Bisogna che i rapporti di lavoro discontinuo e occasionale siano regolati in modo snello e senza pastoie burocratiche.
I voucher possiedono queste caratteristiche. Perché, allora, si sono trasformati nella scandalosa legalizzazione di una nuova forma di caporalato? Per rispondere a questa domanda bisogna di certo evitare, perché inutili e fuorvianti, sia disquisizioni giuslavoristiche, sia giudizi etici su imprenditori “cattivi” che perseguono biechi interessi.
L’esigenza delle aziende di dimensionare in modo flessibile la loro capacità produttiva non è l’argomento che può giustificare l’adozione dei voucher: sia l’importo molto ridotto che la totale assenza di tutela dei diritti civili fa sì che questo strumento sia tollerabile solo in caso di estrema eccezionalità del rapporto di lavoro.
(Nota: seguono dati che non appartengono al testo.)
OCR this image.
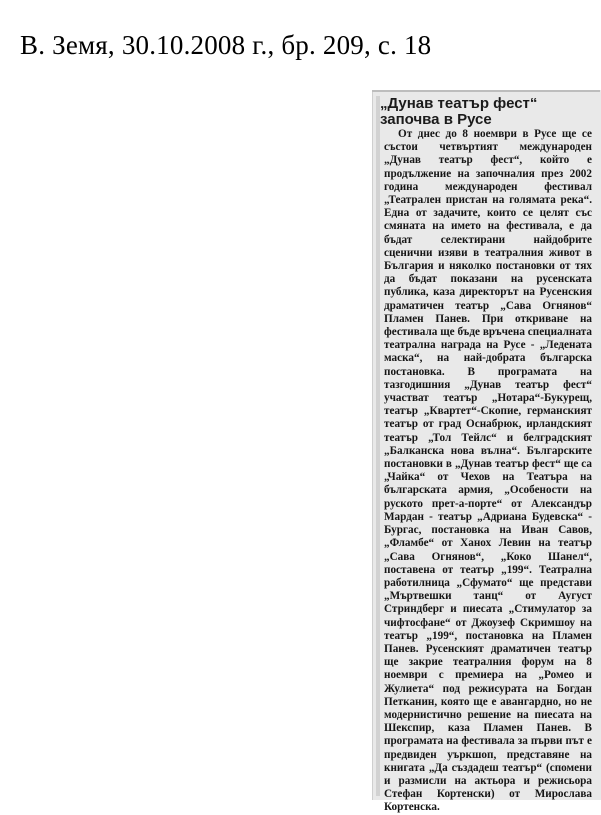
В. Земя, 30.10.2008 г., бр. 209, с. 18
„Дунав театър фест“ започва в Русе
От днес до 8 ноември в Русе ще се състои четвъртият международен „Дунав театър фест“, който е продължение на започналия през 2002 година международен фестивал „Театрален пристан на голямата река“. Една от задачите, които се целят със смяната на името на фестивала, е да бъдат селектирани найдобрите сценични изяви в театралния живот в България и няколко постановки от тях да бъдат показани на русенската публика, каза директорът на Русенския драматичен театър „Сава Огнянов“ Пламен Панев. При откриване на фестивала ще бъде връчена специалната театрална награда на Русе - „Ледената маска“, на най-добрата българска постановка. В програмата на тазгодишния „Дунав театър фест“ участват театър „Нотара“-Букурещ, театър „Квартет“-Скопие, германският театър от град Оснабрюк, ирландският театър „Тол Тейлс“ и белградският „Балканска нова вълна“. Българските постановки в „Дунав театър фест“ ще са „Чайка“ от Чехов на Театъра на българската армия, „Особености на руското прет-а-порте“ от Александър Мардан - театър „Адриана Будевска“ - Бургас, постановка на Иван Савов, „Фламбе“ от Ханох Левин на театър „Сава Огнянов“, „Коко Шанел“, поставена от театър „199“. Театрална работилница „Сфумато“ ще представи „Мъртвешки танц“ от Аугуст Стриндберг и пиесата „Стимулатор за чифтосфане“ от Джоузеф Скримшоу на театър „199“, постановка на Пламен Панев. Русенският драматичен театър ще закрие театралния форум на 8 ноември с премиера на „Ромео и Жулиета“ под режисурата на Богдан Петканин, която ще е авангардно, но не модернистично решение на пиесата на Шекспир, каза Пламен Панев. В програмата на фестивала за първи път е предвиден уъркшоп, представяне на книгата „Да създадеш театър“ (спомени и размисли на актьора и режисьора Стефан Кортенски) от Мирослава Кортенска.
D’altro lato, però, i voucher costituiscono uno strumento contrattuale snello che consente di evitare le ingessature burocratiche della magistratura e dell’ispettorato del lavoro. Ma una cosa sono le ingessature burocratiche, altra cosa invece qualche apparato di controllo che permetta un adeguato ed efficace sistema sanzionatorio che punisca chi non rispetta le regole del gioco.
Uno dei nodi centrali delle disfunzioni del “sistema Italia” consiste proprio nel fatto gli apparati di controllo sono inefficaci: i reprobi riescono quasi sempre a evitare le maglie della “giustizia”. Nel caso specifico, infatti, non viene di fatto sanzionato l’uso inappropriato dei voucher.
Questo garantismo a rovescio riguarda, purtroppo, non soltanto i voucher, bensì tutte le regole che toccano chi ha la concreta possibilità (anche economica) di utilizzare schiere di legulei che attraverso cavilli possano aggirare una “giustizia” solo formale. Insomma abbiamo un sistema di garantismo peloso che garantisce l’impunità ai delinquenti e non fornisce alcuna tutela alle vittime.
Invece di continuare a modificare norme o procedure burocratiche sarebbe opportuno rivoluzionare i nostri apparati amministrativi, soprattutto le modalità di funzionamento della magistratura e degli altri organi di controllo.